According to the AACM report, the flight, JD5759, which was headed to Macau from Beijing, encountered “severe low-level wind shear at the runway with rapid tailwind increase and downdraft tendency, that led to the reduction of airspeed and lift, resulting in the higher-than-usual vertical acceleration at the touchdown.” In other words, the aircraft dropped down suddenly during the later stage of the landing.

As a result of this “uncontrolled” descent, all landing gears touched down at almost the same time, resulting in damages to the nose landing gear.
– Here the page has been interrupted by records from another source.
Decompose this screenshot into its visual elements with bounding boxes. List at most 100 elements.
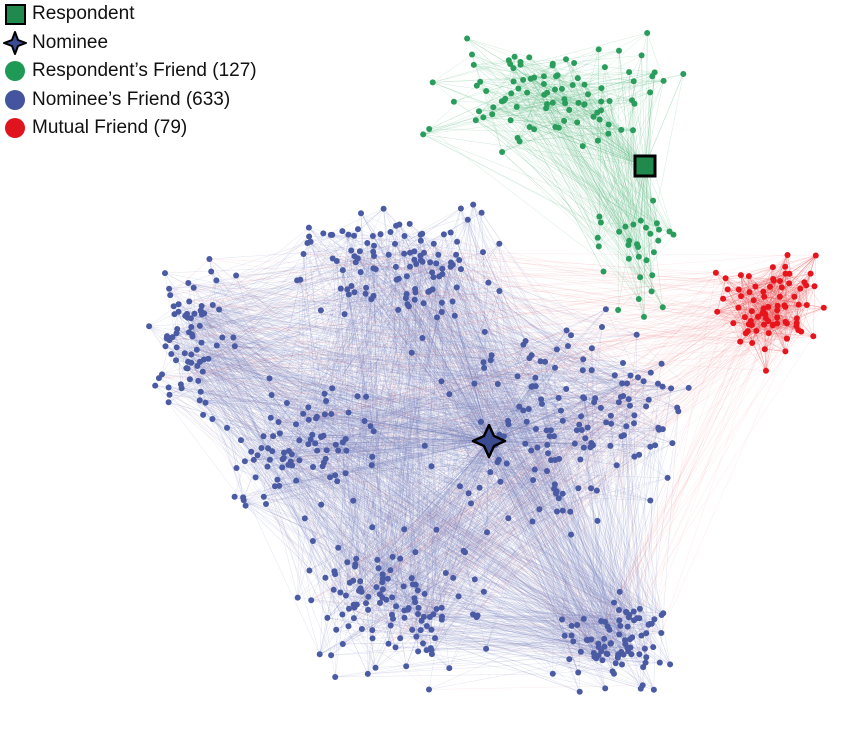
nominee-friend-node — [320, 230, 327, 237]
nominee-friend-node — [397, 555, 404, 562]
respondent-friend-node — [544, 101, 550, 108]
nominee-friend-node — [659, 383, 666, 390]
nominee-friend-node — [439, 265, 446, 272]
nominee-friend-node — [542, 358, 549, 365]
nominee-friend-node — [384, 575, 391, 582]
nominee-friend-node — [485, 279, 492, 286]
respondent-friend-node — [643, 224, 649, 231]
respondent-friend-node — [515, 85, 522, 92]
nominee-friend-node — [231, 493, 238, 500]
nominee-friend-node — [267, 414, 274, 421]
nominee-friend-node — [588, 367, 595, 374]
nominee-friend-node — [412, 549, 419, 556]
nominee-friend-node — [296, 457, 303, 464]
nominee-friend-node — [526, 355, 533, 362]
nominee-friend-node — [547, 427, 554, 434]
nominee-friend-node — [588, 345, 595, 352]
respondent-friend-node — [526, 124, 533, 130]
nominee-friend-node — [538, 396, 545, 403]
nominee-friend-node — [611, 372, 618, 379]
respondent-friend-node — [643, 257, 650, 264]
nominee-friend-node — [565, 343, 571, 349]
nominee-friend-node — [392, 240, 398, 247]
mutual-friend-node — [783, 320, 790, 327]
nominee-friend-node — [616, 607, 622, 613]
nominee-friend-node — [288, 451, 295, 458]
nominee-friend-node — [407, 263, 413, 270]
nominee-friend-node — [213, 277, 220, 284]
nominee-friend-node — [371, 242, 377, 249]
nominee-friend-node — [601, 643, 608, 650]
mutual-friend-node — [738, 293, 744, 300]
nominee-friend-node — [321, 390, 328, 397]
respondent-friend-node — [558, 85, 565, 92]
nominee-friend-node — [627, 372, 634, 379]
respondent-friend-node — [520, 76, 527, 83]
marker-layer — [471, 154, 657, 459]
mutual-friend-node — [803, 302, 810, 308]
nominee-friend-node — [333, 626, 340, 633]
respondent-friend-node — [429, 79, 436, 86]
nominee-friend-node — [425, 288, 432, 295]
nominee-friend-node — [199, 368, 206, 375]
nominee-friend-node — [309, 431, 316, 438]
mutual-friend-node — [742, 330, 749, 337]
nominee-friend-node — [548, 457, 555, 464]
nominee-friend-node — [387, 622, 394, 629]
respondent-friend-node — [649, 272, 656, 279]
nominee-friend-node — [369, 233, 376, 239]
nominee-friend-node — [458, 266, 464, 273]
nominee-friend-node — [545, 450, 551, 457]
nominee-friend-node — [620, 651, 627, 658]
nominee-friend-node — [642, 659, 649, 666]
nominee-friend-node — [305, 224, 312, 231]
nominee-friend-node — [419, 230, 426, 237]
nominee-friend-node — [603, 419, 610, 426]
nominee-friend-node — [401, 526, 408, 533]
mutual-friend-node — [782, 348, 789, 355]
nominee-friend-node — [580, 356, 587, 363]
nominee-friend-node — [481, 328, 488, 335]
respondent-friend-node — [616, 47, 622, 54]
nominee-friend-node — [465, 490, 472, 497]
nominee-friend-node — [643, 630, 650, 637]
nominee-friend-node — [224, 424, 230, 431]
nominee-friend-node — [173, 344, 180, 351]
respondent-friend-node — [616, 228, 623, 235]
nominee-friend-node — [636, 651, 643, 658]
nominee-friend-node — [281, 449, 287, 456]
mutual-friend-node — [720, 295, 727, 302]
nominee-friend-node — [352, 563, 358, 570]
nominee-friend-node — [264, 463, 271, 470]
nominee-friend-node — [350, 601, 357, 608]
nominee-friend-node — [669, 440, 676, 447]
nominee-friend-node — [389, 553, 396, 560]
mutual-friend-node — [755, 313, 761, 320]
mutual-friend-node — [797, 285, 804, 292]
nominee-friend-node — [177, 381, 184, 388]
respondent-friend-node — [630, 78, 637, 85]
respondent-friend-node — [490, 104, 497, 111]
nominee-friend-node — [266, 456, 273, 463]
nominee-friend-node — [377, 231, 384, 238]
nominee-friend-node — [190, 284, 197, 291]
respondent-friend-node — [554, 72, 561, 79]
nominee-friend-node — [308, 597, 315, 604]
nominee-friend-node — [168, 351, 175, 357]
nominee-friend-node — [582, 435, 589, 442]
respondent-friend-node — [660, 77, 667, 84]
nominee-friend-node — [353, 555, 360, 562]
nominee-friend-node — [260, 433, 267, 440]
nominee-friend-node — [318, 434, 325, 440]
nominee-friend-node — [309, 538, 316, 544]
nominee-friend-node — [193, 346, 200, 353]
nominee-friend-node — [202, 399, 209, 406]
nominee-friend-node — [337, 589, 344, 596]
nominee-friend-node — [260, 493, 267, 500]
nominee-friend-node — [241, 458, 248, 465]
nominee-friend-node — [433, 606, 440, 612]
nominee-friend-node — [198, 339, 205, 346]
nominee-friend-node — [216, 306, 223, 313]
nominee-friend-node — [607, 640, 614, 647]
nominee-friend-node — [297, 276, 304, 283]
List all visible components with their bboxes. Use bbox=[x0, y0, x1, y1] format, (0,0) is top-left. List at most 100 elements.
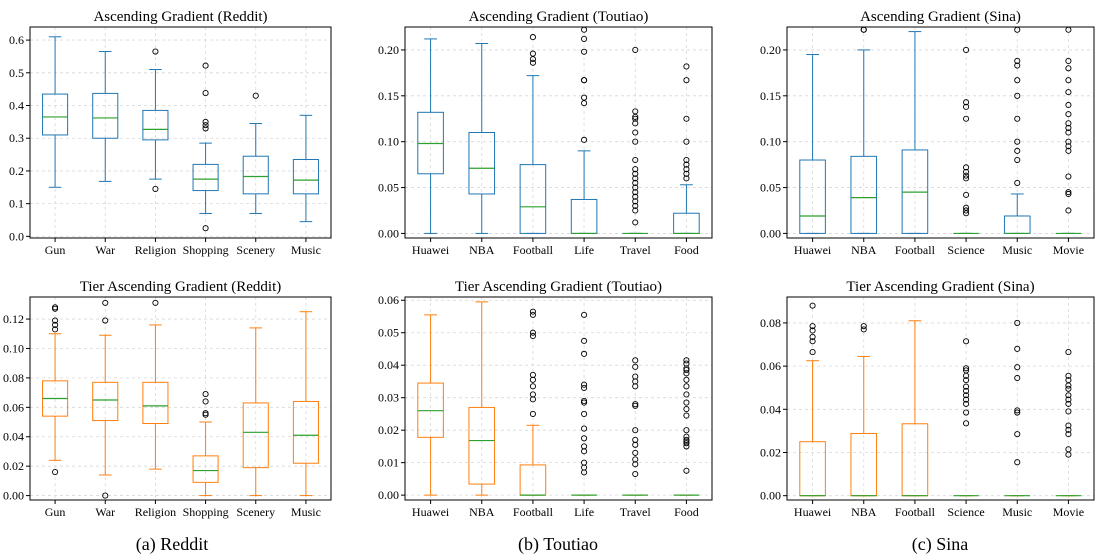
x-tick-label: Religion bbox=[135, 243, 176, 257]
caption-toutiao: (b) Toutiao bbox=[518, 534, 598, 555]
y-tick-label: 0.02 bbox=[3, 459, 24, 473]
outlier-point bbox=[1065, 385, 1072, 392]
box-gun bbox=[42, 36, 69, 188]
outlier-point bbox=[632, 129, 639, 136]
box-iqr bbox=[192, 455, 219, 483]
outlier-point bbox=[1014, 179, 1021, 187]
axes-frame bbox=[404, 26, 713, 239]
outlier-point bbox=[1065, 101, 1072, 109]
outlier-point bbox=[683, 166, 690, 173]
box-iqr bbox=[799, 159, 826, 234]
outlier-point bbox=[683, 156, 690, 164]
box-iqr bbox=[673, 212, 700, 234]
y-tick-label: 0.20 bbox=[760, 43, 781, 57]
outlier-point bbox=[632, 120, 639, 127]
outlier-point bbox=[1014, 156, 1021, 164]
x-tick-label: Science bbox=[947, 243, 984, 257]
outlier-point bbox=[529, 329, 536, 336]
x-tick-label: Travel bbox=[620, 505, 652, 519]
box-nba bbox=[850, 26, 878, 234]
box-religion bbox=[142, 48, 169, 192]
box-football bbox=[519, 308, 547, 496]
outlier-point bbox=[632, 401, 639, 408]
x-tick-label: War bbox=[95, 505, 115, 519]
x-tick-label: Music bbox=[291, 505, 321, 519]
outlier-point bbox=[632, 179, 639, 187]
outlier-point bbox=[1065, 426, 1072, 433]
outlier-point bbox=[632, 402, 639, 409]
box-iqr bbox=[570, 198, 598, 234]
outlier-point bbox=[1014, 459, 1021, 466]
box-nba bbox=[850, 323, 878, 497]
axes-frame bbox=[29, 26, 332, 239]
axes-frame bbox=[786, 296, 1095, 501]
y-tick-label: 0.05 bbox=[760, 181, 781, 195]
y-tick-label: 0.00 bbox=[3, 489, 24, 503]
chart-panel: 0.00 0.02 0.04 0.06 0.08 Huawei NBA Football Sci… bbox=[760, 279, 1095, 519]
outlier-point bbox=[152, 299, 159, 306]
outlier-point bbox=[683, 367, 690, 374]
x-tick-label: Movie bbox=[1053, 505, 1084, 519]
outlier-point bbox=[860, 326, 867, 333]
chart-panel: 0.00 0.05 0.10 0.15 0.20 Huawei NBA Football Lif… bbox=[378, 9, 713, 257]
outlier-point bbox=[683, 170, 690, 177]
box-football bbox=[901, 31, 929, 234]
x-tick-label: Movie bbox=[1053, 243, 1084, 257]
chart-panel: 0.0 0.1 0.2 0.3 0.4 0.5 0.6 Gun War Religion Shopp… bbox=[9, 9, 332, 257]
outlier-point bbox=[1065, 138, 1072, 145]
box-gun bbox=[42, 304, 69, 476]
outlier-point bbox=[1065, 431, 1072, 438]
outlier-point bbox=[581, 399, 588, 406]
box-music bbox=[1004, 319, 1031, 497]
outlier-point bbox=[683, 406, 690, 413]
outlier-point bbox=[1014, 374, 1021, 382]
outlier-point bbox=[683, 443, 690, 450]
outlier-point bbox=[683, 161, 690, 168]
outlier-point bbox=[52, 321, 59, 328]
outlier-point bbox=[632, 166, 639, 173]
outlier-point bbox=[963, 172, 970, 179]
outlier-point bbox=[809, 338, 816, 345]
box-food bbox=[673, 63, 700, 235]
outlier-point bbox=[963, 383, 970, 390]
outlier-point bbox=[683, 391, 690, 398]
box-life bbox=[571, 311, 597, 496]
outlier-point bbox=[683, 467, 690, 474]
outlier-point bbox=[1065, 120, 1072, 127]
outlier-point bbox=[1014, 115, 1021, 122]
outlier-point bbox=[1065, 422, 1072, 429]
outlier-point bbox=[963, 164, 970, 171]
box-huawei bbox=[417, 38, 444, 234]
outlier-point bbox=[581, 100, 588, 107]
y-tick-label: 0.05 bbox=[378, 326, 399, 340]
outlier-point bbox=[963, 396, 970, 403]
box-iqr bbox=[292, 400, 319, 464]
outlier-point bbox=[529, 332, 536, 340]
outlier-point bbox=[581, 448, 588, 455]
x-tick-label: NBA bbox=[469, 505, 495, 519]
y-tick-label: 0.10 bbox=[378, 135, 399, 149]
y-tick-label: 0.3 bbox=[9, 131, 24, 145]
outlier-point bbox=[202, 391, 209, 398]
outlier-point bbox=[683, 399, 690, 406]
box-war bbox=[92, 51, 119, 182]
y-tick-label: 0.04 bbox=[3, 430, 24, 444]
outlier-point bbox=[581, 35, 588, 42]
outlier-point bbox=[102, 492, 109, 499]
x-tick-label: Religion bbox=[135, 505, 176, 519]
outlier-point bbox=[529, 383, 536, 390]
y-tick-label: 0.10 bbox=[760, 135, 781, 149]
outlier-point bbox=[632, 156, 639, 164]
y-tick-label: 0.6 bbox=[9, 33, 24, 47]
box-iqr bbox=[242, 402, 269, 469]
y-tick-label: 0.0 bbox=[9, 229, 24, 243]
x-tick-label: Food bbox=[674, 243, 699, 257]
axes-frame bbox=[404, 296, 713, 501]
box-food bbox=[673, 357, 700, 496]
outlier-point bbox=[1014, 431, 1021, 438]
outlier-point bbox=[1014, 147, 1021, 154]
outlier-point bbox=[152, 48, 159, 55]
box-iqr bbox=[850, 155, 878, 234]
outlier-point bbox=[632, 461, 639, 468]
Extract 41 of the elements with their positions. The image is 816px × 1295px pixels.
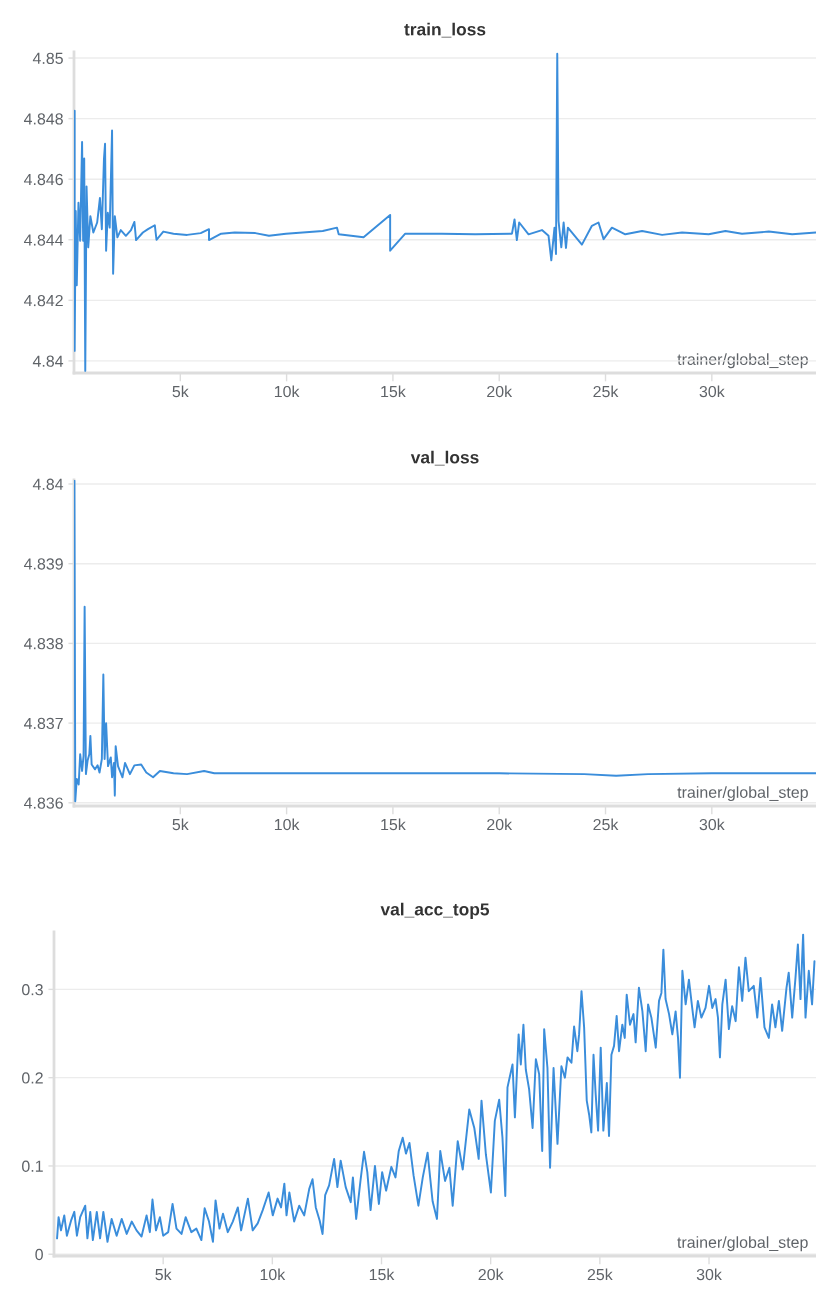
- x-tick-label: 25k: [587, 1268, 613, 1281]
- x-tick-label: 5k: [155, 1268, 172, 1281]
- y-tick-label: 4.837: [23, 717, 63, 730]
- y-tick-label: 0: [35, 1248, 43, 1261]
- chart-title: val_loss: [410, 450, 479, 466]
- line-series: [74, 480, 816, 803]
- y-tick-label: 0.2: [22, 1072, 43, 1084]
- chart-title: val_acc_top5: [380, 902, 490, 919]
- y-tick-label: 4.842: [23, 294, 63, 307]
- x-axis-title: trainer/global_step: [677, 786, 808, 802]
- y-tick-label: 4.846: [23, 173, 63, 186]
- x-axis-title: trainer/global_step: [677, 1236, 808, 1252]
- y-tick-label: 4.844: [23, 234, 64, 246]
- x-axis-title: trainer/global_step: [677, 353, 808, 369]
- x-tick-label: 10k: [260, 1268, 286, 1281]
- line-series: [74, 52, 816, 372]
- x-tick-label: 25k: [593, 818, 619, 831]
- x-tick-label: 15k: [381, 385, 406, 398]
- x-tick-label: 10k: [274, 385, 300, 398]
- x-tick-label: 10k: [274, 818, 300, 831]
- x-tick-label: 5k: [172, 818, 189, 831]
- x-tick-label: 30k: [699, 818, 725, 831]
- chart-title: train_loss: [404, 22, 486, 38]
- x-tick-label: 25k: [593, 385, 619, 398]
- y-tick-label: 4.84: [32, 478, 64, 490]
- x-tick-label: 20k: [487, 818, 513, 831]
- y-tick-label: 4.85: [32, 52, 63, 64]
- y-tick-label: 0.1: [22, 1160, 43, 1172]
- y-tick-label: 4.848: [23, 113, 63, 125]
- x-tick-label: 15k: [381, 818, 406, 831]
- x-tick-label: 15k: [369, 1268, 395, 1281]
- y-tick-label: 0.3: [22, 984, 43, 996]
- x-tick-label: 5k: [172, 385, 189, 398]
- y-tick-label: 4.84: [32, 355, 64, 367]
- x-tick-label: 30k: [696, 1268, 722, 1281]
- x-tick-label: 20k: [478, 1268, 504, 1281]
- y-tick-label: 4.839: [23, 558, 63, 570]
- x-tick-label: 30k: [699, 385, 725, 398]
- x-tick-label: 20k: [487, 385, 513, 398]
- y-tick-label: 4.838: [23, 638, 63, 650]
- y-tick-label: 4.836: [23, 797, 63, 809]
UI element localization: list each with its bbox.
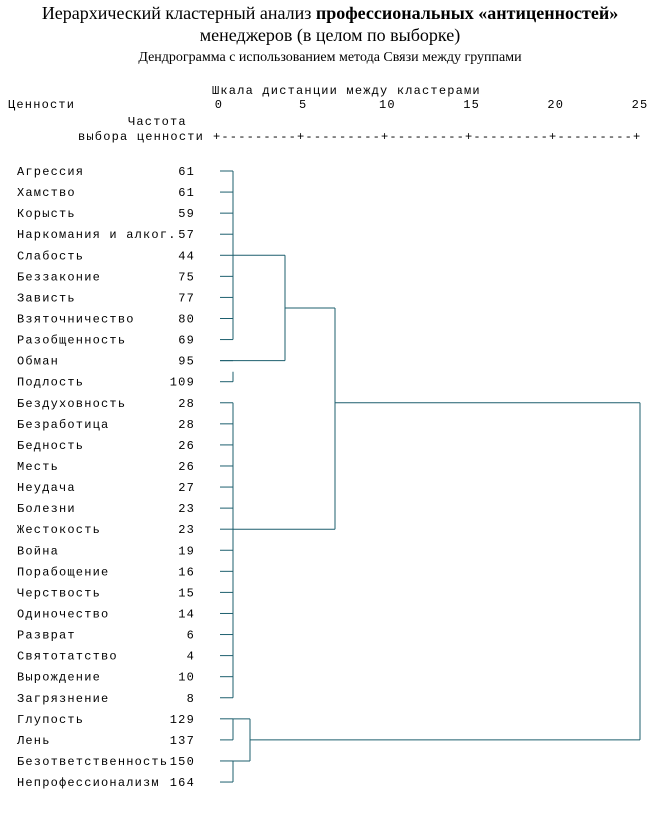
row-label: Война	[17, 544, 59, 558]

After the failed landing attempt, the pilots performed a “go-around” in order to attempt a second landing but “the thrust lever of the right engine was erroneously moved to the idle position triggering the stall warning twice,” according to the report.

The flight was diverted to Shenzhen Bao’an International Airport where the aircraft finally landed safely.
In addition to the erroneous moving of the right engine to idle position, the report points out that the Macau airport “does not have equipment to detect low-level wind shear.”

Besides the factors which contributed to the incident, the report also listed safety recommendations for both the airport and the airline in order to prevent similar occurrences in the future.

The airport “should determine the necessity to install appropriate equipment to detect hazardous weather conditions,” as well as “review and amend the current operation procedures on the FOD (Foreign Object Debris) presence on the runway, including the need to conduct mandatory runway inspections.”

In the last of the recommendations made to the airport, the AACM noted that the airport “should assess the need to install automatic equipment to detect FOD on the runway.”

The airline should “incorporate ground and simulator sessions on bounce identification and bounce recovery in the training for the flight crew,” as well as “enhance pilot training to ensure that in case of a need to perform key changes to critical flight controls/systems, necessary cross-checks should be performed between the pilots before such changes are made.”

The incident involved a total of 166 people, including crew members and passengers on board, and resulted in five minor contusions during evacuation procedures at the Shenzhen airport. None of the injured required medical treatment.